Convert-Float-To-String-In-Positional-Format-Without-Scientific-Notation-And-Fa

Parameters:
  • f – The number to format.

  • precision – The number of digits of precision to display (defaults to 4).

  • use_locale – If True, use locale-specific formatting (e.g. adding thousands separators).

  • no_scientific – If True, print all available digits of precision without scientific notation. This may insert leading zeros before very small numbers, causing the resulting string to be longer than precisioncharacters.

Returns:

A string representation of the input float f, according to the desired parameters.

great_expectations.render.util.parse_row_condition_string_pandas_engine(condition_string: str, with_schema: bool = False) tuple[str, dict]

Parses the row condition string into a pandas engine compatible format.

Parameters:
  • condition_string – A pandas row condition string.

  • with_schema – Return results in json schema format. Defaults to False.

Returns:

A tuple containing the template string and a dict of parameters.

>>> template_str, params = parse_row_condition_string_pandas_engine("Age in [0, 42]")
>>> print(template_str)
"if $row_condition__0"
>>> params
{"row_condition__0": "Age in [0, 42]"}

great_expectations.render.util.substitute_none_for_missing(kwargs: dict[str, Any], kwarg_list: Sequence[str]) dict[str, Any]

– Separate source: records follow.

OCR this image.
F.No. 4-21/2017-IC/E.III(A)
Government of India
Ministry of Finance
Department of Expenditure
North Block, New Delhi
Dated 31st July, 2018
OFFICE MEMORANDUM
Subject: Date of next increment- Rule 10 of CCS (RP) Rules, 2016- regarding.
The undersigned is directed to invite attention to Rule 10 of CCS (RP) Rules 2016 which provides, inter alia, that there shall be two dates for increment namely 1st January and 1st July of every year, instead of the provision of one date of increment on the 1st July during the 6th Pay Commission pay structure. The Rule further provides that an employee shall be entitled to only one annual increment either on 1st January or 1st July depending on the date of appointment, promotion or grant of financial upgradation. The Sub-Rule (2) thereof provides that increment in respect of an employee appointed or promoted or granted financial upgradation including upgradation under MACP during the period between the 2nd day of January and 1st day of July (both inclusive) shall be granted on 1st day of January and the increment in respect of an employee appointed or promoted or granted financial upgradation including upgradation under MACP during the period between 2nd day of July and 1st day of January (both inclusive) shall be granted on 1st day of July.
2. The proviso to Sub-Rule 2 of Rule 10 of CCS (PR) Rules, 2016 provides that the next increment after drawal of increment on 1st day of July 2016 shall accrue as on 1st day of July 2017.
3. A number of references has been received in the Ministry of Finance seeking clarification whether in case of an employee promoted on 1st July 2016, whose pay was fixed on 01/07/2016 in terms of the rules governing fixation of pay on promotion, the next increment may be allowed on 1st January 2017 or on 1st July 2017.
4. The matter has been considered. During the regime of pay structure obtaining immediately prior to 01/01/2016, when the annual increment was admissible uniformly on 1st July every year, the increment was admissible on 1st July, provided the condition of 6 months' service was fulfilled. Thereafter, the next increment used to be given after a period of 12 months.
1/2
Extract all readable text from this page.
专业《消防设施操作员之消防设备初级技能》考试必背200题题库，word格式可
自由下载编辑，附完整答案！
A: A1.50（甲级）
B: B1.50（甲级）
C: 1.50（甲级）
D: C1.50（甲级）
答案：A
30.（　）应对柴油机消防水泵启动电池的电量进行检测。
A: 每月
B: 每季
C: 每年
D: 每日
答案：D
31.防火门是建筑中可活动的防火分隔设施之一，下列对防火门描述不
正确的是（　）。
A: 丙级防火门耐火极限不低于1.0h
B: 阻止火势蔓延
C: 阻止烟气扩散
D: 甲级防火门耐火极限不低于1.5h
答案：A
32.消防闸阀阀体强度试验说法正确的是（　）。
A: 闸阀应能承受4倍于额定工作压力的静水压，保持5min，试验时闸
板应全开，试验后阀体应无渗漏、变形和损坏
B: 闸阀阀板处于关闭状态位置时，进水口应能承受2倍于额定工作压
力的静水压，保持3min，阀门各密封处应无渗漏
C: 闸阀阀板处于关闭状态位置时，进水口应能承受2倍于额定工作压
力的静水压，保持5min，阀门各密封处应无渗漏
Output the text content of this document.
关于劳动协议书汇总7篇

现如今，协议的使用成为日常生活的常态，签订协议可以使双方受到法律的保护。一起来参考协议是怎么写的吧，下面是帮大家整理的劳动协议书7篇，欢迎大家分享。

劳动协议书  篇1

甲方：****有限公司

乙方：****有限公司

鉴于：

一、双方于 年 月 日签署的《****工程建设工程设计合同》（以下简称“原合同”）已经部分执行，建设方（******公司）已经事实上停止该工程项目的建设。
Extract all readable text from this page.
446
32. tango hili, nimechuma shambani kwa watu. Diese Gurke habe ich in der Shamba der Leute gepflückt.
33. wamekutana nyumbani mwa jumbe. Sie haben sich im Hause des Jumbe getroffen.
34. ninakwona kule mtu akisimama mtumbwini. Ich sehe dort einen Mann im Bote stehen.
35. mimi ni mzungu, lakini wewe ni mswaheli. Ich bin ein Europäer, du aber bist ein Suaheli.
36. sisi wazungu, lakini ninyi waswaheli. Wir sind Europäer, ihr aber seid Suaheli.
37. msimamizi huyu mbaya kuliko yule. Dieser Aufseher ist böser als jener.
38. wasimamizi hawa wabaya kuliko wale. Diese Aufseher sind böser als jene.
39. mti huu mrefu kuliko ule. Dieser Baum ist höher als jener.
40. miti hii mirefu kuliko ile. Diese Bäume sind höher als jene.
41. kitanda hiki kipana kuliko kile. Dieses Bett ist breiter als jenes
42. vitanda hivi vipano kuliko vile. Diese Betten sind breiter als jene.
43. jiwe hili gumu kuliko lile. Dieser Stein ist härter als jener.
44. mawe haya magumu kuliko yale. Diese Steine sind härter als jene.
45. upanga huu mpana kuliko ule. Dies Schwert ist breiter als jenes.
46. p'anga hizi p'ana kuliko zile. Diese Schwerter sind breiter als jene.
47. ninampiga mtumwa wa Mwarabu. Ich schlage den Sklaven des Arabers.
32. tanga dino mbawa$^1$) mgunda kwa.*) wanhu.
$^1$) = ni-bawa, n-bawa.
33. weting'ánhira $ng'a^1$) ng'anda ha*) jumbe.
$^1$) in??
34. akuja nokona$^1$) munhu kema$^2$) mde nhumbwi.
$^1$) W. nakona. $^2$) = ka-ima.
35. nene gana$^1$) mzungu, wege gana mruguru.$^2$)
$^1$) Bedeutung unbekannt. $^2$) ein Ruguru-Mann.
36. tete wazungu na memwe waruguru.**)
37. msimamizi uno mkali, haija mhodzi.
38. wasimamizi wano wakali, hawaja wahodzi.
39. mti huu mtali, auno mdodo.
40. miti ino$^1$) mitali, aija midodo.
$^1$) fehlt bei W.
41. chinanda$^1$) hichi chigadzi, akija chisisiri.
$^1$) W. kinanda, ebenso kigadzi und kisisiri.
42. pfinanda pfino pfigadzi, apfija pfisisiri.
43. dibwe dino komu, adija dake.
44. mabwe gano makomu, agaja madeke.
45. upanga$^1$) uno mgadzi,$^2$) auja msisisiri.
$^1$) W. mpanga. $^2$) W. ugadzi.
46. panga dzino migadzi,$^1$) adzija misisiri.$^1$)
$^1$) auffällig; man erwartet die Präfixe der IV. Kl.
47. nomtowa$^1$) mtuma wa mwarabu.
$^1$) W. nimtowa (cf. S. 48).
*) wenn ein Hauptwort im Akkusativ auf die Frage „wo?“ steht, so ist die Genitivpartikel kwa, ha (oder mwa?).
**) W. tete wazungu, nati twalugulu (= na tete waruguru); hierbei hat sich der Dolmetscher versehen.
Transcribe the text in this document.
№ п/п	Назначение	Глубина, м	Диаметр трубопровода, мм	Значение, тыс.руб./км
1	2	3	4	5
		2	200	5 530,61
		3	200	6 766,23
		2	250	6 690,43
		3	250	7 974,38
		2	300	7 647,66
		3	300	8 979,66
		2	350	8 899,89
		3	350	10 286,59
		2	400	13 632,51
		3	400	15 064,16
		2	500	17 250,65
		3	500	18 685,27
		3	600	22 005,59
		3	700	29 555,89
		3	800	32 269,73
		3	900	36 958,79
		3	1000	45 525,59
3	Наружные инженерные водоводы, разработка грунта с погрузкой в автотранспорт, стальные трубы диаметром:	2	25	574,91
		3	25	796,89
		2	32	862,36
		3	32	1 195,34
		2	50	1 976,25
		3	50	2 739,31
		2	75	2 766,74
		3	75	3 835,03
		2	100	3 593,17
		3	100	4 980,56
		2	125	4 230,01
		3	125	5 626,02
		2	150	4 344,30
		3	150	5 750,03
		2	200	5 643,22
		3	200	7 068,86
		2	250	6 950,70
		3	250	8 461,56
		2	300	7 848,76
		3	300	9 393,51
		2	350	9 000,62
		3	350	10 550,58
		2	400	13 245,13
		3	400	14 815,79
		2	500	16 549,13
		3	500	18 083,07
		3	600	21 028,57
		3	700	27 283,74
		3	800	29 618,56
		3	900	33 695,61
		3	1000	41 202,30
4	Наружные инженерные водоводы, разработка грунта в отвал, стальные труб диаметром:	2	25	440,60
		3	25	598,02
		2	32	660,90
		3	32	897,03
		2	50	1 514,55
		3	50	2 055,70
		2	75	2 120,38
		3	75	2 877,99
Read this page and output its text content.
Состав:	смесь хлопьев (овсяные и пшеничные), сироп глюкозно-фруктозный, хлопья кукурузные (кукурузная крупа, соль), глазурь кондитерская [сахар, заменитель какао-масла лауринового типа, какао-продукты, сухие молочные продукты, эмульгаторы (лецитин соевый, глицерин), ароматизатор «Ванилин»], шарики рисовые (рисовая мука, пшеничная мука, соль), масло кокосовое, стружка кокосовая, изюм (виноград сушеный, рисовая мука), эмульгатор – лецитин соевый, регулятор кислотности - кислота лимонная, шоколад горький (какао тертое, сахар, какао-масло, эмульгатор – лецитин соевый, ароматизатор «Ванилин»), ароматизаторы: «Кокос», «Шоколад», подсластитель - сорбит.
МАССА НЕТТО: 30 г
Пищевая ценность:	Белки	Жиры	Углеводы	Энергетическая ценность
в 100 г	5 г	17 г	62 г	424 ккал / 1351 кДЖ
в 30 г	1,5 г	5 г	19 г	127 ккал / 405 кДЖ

Utility function to plug Nones in when optional parameters are not specified in expectation kwargs.

Parameters:
  • kwargs – A dictionary of keyword arguments.

  • kwargs_list – A list or sequence of strings representing all possible keyword parameters to a function.

Returns:

A copy of the original kwargs with missing keys from kwarg_list defaulted to None.

>>> result = substitute_none_for_missing(
… kwargs={"a":1, "b":2},
… kwarg_list=["c", "d"]
)
print(result)
{"a":1, "b":2, "c": None, "d": None}

This is helpful for standardizing the input objects for rendering functions. The alternative is lots of awkward if "some_param" not in kwargs or kwargs["some_param"] == None: clauses in renderers.